Hamilton OKs road through Millikin Woods

By Jennifer Edwards
The Cincinnati Enquirer

        HAMILTON — By a 4-3 vote Wednesday, City Council approved construction of a two-lane road through Millikin Woods.

        The decision followed more than an hour of discussion from 18 residents speaking for and against the road and ends a long, hotly-contested debate.

        The road will run through the 47-acre park in the middle of a residential area. Proponents say they hope the road will fuel economic development and revitalize the park.

        “This is a future for Hamilton,” Vice Mayor James Noonan said. “This is a moving council and a moving city.”

        The quarter-mile extension of Washington Boulevard from Millville Avenue to Sunset Drive could begin as soon as the city acquires permits from the U.S. Department of the Interior.

        This is the first phase of a three-part project that would extend Washington Boulevard from Millville Avenue to Main Street.

        “Let's move Hamilton forward,” urged Alice Hoover, 71, to applause from packed council chambers. “People like me who have lived here all these years deserve it.”

        Other residents complained the park isn't a safe and clean place to visit anymore.

        “This park has great potential,” said Gail Underwood Hoelle, 36. “The road will add a scenic drive so many residents will be able to use and enjoy the park.”

        Opponents have been fighting since 1997 to stop the city from building the road. They contend it would destroy 104 trees, harm wildlife and create safety problems. “It's a terrible blow, but I'm not surprised,” said Maureen Gallardo, 65, president of the Millikin Woods Preservation Association, a group that formed to halt the project. “I had a feeling this is how it would go.”

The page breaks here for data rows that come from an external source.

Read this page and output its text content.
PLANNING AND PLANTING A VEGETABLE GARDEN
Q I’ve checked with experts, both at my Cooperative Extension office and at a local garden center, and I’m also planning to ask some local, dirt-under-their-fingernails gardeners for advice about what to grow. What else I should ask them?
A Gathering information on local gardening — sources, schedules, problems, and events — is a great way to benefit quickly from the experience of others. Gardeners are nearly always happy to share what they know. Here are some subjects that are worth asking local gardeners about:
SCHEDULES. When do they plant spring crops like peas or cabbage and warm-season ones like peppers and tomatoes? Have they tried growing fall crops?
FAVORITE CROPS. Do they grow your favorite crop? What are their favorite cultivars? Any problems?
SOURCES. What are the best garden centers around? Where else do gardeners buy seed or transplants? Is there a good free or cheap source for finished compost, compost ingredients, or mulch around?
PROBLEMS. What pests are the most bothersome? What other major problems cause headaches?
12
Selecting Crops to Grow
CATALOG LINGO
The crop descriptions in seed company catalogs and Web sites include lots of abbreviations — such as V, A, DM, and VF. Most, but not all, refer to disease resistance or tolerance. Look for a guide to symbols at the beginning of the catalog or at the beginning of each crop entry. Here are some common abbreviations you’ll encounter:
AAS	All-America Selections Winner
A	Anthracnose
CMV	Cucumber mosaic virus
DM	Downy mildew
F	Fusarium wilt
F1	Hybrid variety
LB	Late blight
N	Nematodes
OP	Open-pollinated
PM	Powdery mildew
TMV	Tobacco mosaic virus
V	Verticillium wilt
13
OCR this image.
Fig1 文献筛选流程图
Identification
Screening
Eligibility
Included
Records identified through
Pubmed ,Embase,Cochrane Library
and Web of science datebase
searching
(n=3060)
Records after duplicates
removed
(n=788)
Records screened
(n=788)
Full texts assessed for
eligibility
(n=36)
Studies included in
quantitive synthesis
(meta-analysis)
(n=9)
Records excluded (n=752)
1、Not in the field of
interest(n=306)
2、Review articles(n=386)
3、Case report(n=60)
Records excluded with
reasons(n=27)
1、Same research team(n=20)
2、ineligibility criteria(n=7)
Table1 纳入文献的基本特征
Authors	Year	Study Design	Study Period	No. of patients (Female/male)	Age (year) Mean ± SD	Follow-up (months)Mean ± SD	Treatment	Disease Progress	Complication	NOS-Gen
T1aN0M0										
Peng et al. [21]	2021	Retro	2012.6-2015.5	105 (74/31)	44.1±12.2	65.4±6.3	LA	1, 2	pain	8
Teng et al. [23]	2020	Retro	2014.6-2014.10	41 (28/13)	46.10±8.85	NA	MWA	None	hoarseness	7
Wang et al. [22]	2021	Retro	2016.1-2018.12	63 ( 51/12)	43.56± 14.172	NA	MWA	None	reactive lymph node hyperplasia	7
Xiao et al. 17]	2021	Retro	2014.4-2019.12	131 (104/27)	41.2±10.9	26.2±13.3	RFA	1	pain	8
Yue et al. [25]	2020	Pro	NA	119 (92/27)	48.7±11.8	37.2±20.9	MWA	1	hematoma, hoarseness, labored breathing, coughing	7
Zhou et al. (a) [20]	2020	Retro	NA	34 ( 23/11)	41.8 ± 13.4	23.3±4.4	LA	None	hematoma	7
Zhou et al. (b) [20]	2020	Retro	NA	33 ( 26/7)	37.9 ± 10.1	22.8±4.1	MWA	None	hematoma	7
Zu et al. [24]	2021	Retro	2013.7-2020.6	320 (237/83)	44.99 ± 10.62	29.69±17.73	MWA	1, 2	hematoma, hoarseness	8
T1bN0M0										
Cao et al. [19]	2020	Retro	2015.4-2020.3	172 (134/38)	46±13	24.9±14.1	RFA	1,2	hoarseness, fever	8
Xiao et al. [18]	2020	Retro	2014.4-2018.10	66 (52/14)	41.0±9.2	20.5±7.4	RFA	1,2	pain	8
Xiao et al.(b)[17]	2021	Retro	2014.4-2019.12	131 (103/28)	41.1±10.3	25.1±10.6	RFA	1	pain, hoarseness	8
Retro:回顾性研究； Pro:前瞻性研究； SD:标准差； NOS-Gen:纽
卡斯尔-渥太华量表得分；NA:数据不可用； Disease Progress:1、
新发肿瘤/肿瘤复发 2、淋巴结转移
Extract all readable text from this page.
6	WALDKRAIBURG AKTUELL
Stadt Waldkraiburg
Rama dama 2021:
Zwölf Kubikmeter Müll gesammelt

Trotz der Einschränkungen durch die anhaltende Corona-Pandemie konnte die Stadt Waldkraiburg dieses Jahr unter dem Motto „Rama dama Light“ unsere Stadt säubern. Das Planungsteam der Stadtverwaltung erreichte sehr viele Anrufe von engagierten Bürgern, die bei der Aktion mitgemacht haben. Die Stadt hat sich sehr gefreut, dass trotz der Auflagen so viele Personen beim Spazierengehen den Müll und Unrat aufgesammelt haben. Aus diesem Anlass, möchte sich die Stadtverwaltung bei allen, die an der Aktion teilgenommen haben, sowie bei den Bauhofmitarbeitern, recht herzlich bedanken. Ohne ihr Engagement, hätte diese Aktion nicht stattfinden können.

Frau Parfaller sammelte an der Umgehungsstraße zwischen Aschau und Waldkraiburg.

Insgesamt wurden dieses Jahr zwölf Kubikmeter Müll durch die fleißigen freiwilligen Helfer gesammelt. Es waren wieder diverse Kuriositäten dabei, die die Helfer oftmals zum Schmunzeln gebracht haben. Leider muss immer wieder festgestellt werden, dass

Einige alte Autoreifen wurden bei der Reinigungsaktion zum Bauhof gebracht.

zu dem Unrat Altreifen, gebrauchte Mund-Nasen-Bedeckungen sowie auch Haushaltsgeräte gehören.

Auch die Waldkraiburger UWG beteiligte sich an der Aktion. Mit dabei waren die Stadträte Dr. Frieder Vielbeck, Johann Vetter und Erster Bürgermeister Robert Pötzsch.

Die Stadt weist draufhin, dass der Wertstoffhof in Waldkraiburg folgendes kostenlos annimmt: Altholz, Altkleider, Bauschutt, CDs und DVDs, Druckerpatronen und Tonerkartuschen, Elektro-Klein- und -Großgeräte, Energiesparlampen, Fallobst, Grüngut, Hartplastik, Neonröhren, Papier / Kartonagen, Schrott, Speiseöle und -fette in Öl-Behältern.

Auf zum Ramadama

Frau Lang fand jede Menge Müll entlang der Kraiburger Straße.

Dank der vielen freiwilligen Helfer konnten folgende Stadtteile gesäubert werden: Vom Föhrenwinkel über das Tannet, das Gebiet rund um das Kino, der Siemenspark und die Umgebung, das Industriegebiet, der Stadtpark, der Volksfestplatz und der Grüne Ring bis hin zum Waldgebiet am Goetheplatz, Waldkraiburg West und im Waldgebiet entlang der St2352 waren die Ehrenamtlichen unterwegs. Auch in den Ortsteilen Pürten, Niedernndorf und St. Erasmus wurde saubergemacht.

        The first phase would cost $1.1 million, while the entire project would cost between $4 million and $5 million. Federal funding will cover 80 percent of the cost, and Hamilton will pay the rest from its street fund. Mr. Noonan and council members Ed Shelton, Richard Holzberger and Christopher Flaig voted for the project; Mayor Donald Ryan and council members Katherine Becker and George McNally opposed.